For much of the summer, work crews have been repaving the main road that runs past my house. First they widened it, then they repaved it, then they painted new lines. The road was already plenty wide enough for two cars, but bicyclists use it — recreationally; I’ve never seen anyone commuting from Hillsborough to Durham on a bike — and I expect the road was widened out of safety concerns. But…
I use the road to run. I don’t run far on it, because there’s too much traffic and too many blind curves, but I have to run a brief stretch on it to get from my neighborhood to other less-traveled back roads. The wider road may be safer for bicycles — that remains to be seen — but it’s more dangerous for me. It used to be that if I saw or heard a car I could hop off onto the grass, but now for most of that stretch the paved road drops right off into the drainage ditch. And most drivers, I’ve noted, seem to think that however wide their lane is, they own the paved surface.
The wider road is also more blacktop for turtles to cross, if you care about turtles. I do, but they don’t have much of a lobbying interest with municipal governments and highway commissions.
The end result of this “improvement,” then, was to make the road less safe for those of us who rely on our feet and not on wheels. But there’s a catch, and this is the interesting part.
After the road was repaved, for a brief couple of weeks, drivers gave me a wider berth. I didn’t fully notice it until the next crew came through and painted the yellow lines — at which point that wider berth disappeared. When the road was a broad swath of blacktop, drivers moved over and shared it with me. Now that they’re confined to a lane, they don’t. They could slow down, of course, but they don’t do that either. They roar past me, their rear view mirrors a couple of feet from my elbow, and I have to decide whether to trust their steering or risk twisting my ankle in the ditch.
I’m still wondering at those few weeks when drivers shared the unpainted road. It happened too consistently and too briefly to have been a coincidence. If my observation is correct, then the majority of drivers are not the rotten jerks they appear to be when they threaten to run me off the road: they’re just following the rules.

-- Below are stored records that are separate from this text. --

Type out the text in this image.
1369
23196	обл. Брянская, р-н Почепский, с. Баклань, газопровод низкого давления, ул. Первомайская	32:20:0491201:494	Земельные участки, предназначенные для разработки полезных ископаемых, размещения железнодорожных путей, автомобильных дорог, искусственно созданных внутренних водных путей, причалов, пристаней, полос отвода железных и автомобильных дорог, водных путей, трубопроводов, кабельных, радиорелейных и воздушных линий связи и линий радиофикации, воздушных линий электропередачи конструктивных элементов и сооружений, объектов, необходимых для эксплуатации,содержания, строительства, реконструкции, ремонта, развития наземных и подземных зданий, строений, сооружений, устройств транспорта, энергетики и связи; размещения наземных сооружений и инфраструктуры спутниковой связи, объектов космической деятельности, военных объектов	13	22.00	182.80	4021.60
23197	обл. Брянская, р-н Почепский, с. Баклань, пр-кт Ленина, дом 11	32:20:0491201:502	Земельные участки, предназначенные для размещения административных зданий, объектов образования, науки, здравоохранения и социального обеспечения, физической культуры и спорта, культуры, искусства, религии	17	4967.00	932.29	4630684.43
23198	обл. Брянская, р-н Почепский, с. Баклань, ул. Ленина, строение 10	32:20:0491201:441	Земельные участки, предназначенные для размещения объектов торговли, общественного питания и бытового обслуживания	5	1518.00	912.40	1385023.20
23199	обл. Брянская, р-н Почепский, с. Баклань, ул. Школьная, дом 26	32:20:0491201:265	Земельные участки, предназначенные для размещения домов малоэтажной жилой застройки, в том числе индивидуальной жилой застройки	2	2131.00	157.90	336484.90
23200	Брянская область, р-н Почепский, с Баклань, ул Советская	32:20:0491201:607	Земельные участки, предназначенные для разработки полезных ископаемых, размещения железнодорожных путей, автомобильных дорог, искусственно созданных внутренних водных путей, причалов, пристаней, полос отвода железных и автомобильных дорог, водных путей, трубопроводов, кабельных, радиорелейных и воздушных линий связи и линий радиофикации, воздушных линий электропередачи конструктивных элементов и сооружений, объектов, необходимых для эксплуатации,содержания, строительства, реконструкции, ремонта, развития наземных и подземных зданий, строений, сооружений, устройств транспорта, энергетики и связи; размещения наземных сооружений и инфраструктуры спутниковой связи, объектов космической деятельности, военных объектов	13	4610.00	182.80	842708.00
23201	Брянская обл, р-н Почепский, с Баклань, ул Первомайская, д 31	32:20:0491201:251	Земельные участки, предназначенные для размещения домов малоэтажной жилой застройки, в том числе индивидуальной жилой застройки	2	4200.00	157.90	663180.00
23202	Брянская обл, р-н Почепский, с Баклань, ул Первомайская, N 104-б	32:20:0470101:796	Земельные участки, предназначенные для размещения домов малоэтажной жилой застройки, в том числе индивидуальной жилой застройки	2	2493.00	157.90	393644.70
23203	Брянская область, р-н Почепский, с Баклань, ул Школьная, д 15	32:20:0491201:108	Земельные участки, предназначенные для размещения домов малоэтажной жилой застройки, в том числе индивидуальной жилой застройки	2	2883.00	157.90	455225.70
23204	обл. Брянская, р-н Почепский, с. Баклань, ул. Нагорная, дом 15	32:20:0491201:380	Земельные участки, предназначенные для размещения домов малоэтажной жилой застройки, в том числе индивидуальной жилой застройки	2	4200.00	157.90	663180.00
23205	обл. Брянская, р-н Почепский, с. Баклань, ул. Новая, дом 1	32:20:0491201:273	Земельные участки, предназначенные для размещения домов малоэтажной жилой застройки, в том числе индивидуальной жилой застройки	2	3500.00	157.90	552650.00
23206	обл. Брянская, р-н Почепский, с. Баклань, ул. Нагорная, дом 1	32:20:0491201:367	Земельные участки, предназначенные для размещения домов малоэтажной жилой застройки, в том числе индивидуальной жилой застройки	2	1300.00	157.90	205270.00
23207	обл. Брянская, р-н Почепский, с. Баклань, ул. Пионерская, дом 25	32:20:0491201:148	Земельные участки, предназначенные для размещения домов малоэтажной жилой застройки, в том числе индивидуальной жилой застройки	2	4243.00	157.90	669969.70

The lesson I take is that rules make people stupid, and stupidity makes people mean. The rules say to stay within the lines, and they do. Obediently and unthinkingly. And to hell with everybody else.
But when the rules break down and people are forced to think for themselves, they mostly behave decently.
I suppose it be too much to ask that drivers (or anyone else) remember that people are more important than rules. I’ll ask anyway, and also that you all remember your nonwheeled brethren out there, the walkers and the runners and the turtles. We need space too.